Now I must go cook dinner for my husband and two kids (a great joy to me).

8 Comments:

  • At 3:19 PM, Blogger Pat M said…

    AMEN Yolie - That is it!...You and your mom are like Neal Boortz - you say things others are too afraid to say. But they have to be said. You have lived on both sides of the fence and you have so much to give to the adoption world with just your wonderful insight. Keep fighting those thoughts - I know how it feels to try to love someone out of those negative thoughts. Somedays with Tiff and Taylor I feel as if I am losing the battle because Taylor continues to push and push and push especially when their are great rewards involved - so that he can tell himself "See-I'm not good enough" or "See they got rid of me too" I really see that in both of them. The severe mistrust and oh how it breaks my heart that people did this to these children. They have such potential if they would just tear down the walls. Keep on speaking out on these things...you bring words to these things others can't describe.

     
  • At 8:01 AM, Blogger Cindy said…

    Wow, YOUR thoughts scare even ME after all these years. That you even still have one iota of fear, or of residual loss, from what happened back then, with your brilliance, your warmth, your compassion, your love, and your EVERYTHING...I remain very surprised still that even for one second these long-held feelings can still surface. I promise to spend the rest of my life, and all of eternity, being lovingly devoted to you, your husband, your children, your grandchildren, your siblings, and their families. I love you more than you'll ever begin to comprehend. And you know that you know that you know that I do.

     
  • At 8:03 AM, Blogger Cindy said…

    Pat - Neal Boortz? I love it.

     
  • At 7:28 PM, Anonymous Anonymous said…
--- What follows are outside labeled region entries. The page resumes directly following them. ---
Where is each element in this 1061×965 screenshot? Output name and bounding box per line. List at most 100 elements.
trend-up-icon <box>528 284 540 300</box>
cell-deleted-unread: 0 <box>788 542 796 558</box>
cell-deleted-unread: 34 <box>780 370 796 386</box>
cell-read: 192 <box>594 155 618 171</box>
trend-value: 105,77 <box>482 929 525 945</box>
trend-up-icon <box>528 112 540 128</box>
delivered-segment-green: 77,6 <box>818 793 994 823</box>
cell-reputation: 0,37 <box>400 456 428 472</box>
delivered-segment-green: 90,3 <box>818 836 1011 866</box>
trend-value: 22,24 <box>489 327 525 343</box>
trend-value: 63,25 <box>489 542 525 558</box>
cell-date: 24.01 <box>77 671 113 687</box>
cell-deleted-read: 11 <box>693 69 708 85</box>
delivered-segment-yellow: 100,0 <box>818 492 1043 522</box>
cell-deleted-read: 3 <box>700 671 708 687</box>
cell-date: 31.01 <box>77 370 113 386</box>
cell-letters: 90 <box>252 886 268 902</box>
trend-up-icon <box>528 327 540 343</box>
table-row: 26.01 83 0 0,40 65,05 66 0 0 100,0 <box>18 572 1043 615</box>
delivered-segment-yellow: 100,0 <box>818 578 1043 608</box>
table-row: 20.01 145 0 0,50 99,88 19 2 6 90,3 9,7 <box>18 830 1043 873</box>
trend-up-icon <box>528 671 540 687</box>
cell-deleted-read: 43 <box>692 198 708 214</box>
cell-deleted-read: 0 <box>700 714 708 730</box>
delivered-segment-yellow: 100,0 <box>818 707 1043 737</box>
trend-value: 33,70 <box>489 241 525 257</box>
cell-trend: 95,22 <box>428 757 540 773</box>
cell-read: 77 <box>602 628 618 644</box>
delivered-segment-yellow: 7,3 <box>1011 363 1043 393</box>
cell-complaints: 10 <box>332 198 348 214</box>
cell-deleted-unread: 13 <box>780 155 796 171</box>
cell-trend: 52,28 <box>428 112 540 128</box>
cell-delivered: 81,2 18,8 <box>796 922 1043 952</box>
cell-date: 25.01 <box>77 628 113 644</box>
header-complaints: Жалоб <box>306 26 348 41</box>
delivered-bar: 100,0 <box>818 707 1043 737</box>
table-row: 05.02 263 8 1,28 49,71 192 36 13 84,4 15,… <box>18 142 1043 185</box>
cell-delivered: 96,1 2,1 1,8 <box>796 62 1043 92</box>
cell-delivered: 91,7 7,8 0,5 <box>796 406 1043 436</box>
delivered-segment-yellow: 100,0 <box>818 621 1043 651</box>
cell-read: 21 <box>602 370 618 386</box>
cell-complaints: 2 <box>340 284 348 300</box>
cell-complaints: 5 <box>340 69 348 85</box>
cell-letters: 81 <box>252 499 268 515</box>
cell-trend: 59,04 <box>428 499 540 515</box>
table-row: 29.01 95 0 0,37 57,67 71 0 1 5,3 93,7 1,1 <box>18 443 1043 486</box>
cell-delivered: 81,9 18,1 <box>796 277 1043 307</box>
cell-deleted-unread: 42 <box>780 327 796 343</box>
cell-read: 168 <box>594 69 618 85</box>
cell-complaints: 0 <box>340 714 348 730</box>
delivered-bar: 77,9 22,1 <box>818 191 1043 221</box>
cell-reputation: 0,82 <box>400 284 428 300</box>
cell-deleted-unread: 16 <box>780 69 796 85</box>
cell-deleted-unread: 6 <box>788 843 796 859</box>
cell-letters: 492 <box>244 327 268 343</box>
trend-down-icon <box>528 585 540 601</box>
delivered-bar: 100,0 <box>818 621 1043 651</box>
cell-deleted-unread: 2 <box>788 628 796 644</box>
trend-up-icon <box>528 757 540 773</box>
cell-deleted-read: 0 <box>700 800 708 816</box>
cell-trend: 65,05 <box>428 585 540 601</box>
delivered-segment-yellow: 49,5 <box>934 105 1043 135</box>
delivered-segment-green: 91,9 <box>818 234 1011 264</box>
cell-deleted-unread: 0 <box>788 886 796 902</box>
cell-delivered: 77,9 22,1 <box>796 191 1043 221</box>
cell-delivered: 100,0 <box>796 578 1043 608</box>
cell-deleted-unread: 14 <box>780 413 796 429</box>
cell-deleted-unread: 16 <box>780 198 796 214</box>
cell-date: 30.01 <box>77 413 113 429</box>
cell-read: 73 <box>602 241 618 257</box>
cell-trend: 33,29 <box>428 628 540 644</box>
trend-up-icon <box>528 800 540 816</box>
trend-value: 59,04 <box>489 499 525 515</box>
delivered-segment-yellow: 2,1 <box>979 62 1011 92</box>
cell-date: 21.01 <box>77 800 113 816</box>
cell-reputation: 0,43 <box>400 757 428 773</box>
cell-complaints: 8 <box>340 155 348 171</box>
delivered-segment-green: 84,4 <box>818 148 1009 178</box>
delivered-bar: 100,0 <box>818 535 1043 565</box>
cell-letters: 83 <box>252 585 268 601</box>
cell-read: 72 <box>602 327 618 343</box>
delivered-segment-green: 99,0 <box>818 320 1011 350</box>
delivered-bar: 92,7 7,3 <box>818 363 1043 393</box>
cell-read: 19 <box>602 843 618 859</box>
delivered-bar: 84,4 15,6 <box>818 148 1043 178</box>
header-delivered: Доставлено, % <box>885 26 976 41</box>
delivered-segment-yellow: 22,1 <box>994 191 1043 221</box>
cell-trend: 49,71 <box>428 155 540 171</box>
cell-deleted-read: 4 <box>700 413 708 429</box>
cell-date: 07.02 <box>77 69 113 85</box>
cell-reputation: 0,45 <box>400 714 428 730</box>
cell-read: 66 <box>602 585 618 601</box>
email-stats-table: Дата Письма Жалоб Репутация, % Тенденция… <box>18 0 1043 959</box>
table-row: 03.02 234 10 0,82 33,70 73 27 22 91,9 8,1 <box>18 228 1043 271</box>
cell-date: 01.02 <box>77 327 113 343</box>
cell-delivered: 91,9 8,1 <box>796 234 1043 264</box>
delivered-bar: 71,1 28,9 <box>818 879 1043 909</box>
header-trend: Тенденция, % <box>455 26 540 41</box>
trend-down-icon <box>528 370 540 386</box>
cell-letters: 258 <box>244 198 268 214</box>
    Thank you so much for posting this. It gives me a better idea of what my 12 year old son must feel.
    We adopted him when he was just 11 days old but when he was 4 and we were talking about his adoption he said, "What is wrong with me? Why did they just THROW me away?"
    That was a painful thing for me to hear but I did understand. I was shocked since he was a tiny infant when we adopted him, but that did not change anything.
    Your shallow roots statement is perfect. I know that is how he feels. He is frustrated and angry at times. He loves us but there so much we can not fill in for him.

     
  • At 8:58 PM, Anonymous Anonymous said…

    Yolie, thank you. I wrote a similar post based on being the partner of someone who was adopted out of a questionable situation and I was astonished how much passionate response I got from foster and adoptive parents. Your words help me understand her better, though, and I hope will make me a better parent someday. I'm so glad you're writing here.

     
  • At 11:19 PM, Anonymous Janet MF said…

    Thank you for sharing.....it is often impossible to comprehend the pain, because we have not been there ourselves.
    Janet MF

     
  • At 4:10 AM, Blogger Marcella said…

    Deep, painful honesty, Yolie. Thank you for putting it out there, reminding folks that it never fully goes away. My own mother was abandonded by her mother, to be raised by her grandparents. Mom is 68 years old, and still deals with feeling 'disposable' at times.

     
  • At 6:20 AM, Blogger Lynn said…

    Thank you Yolie for being so honest. It helps me to understand the pain my adopted daughter is going through. It helps with my anger towards the situation as I feel so helpless. I know God is using you to touch many lives out there. Continue to be real. Many blessings to you and your family.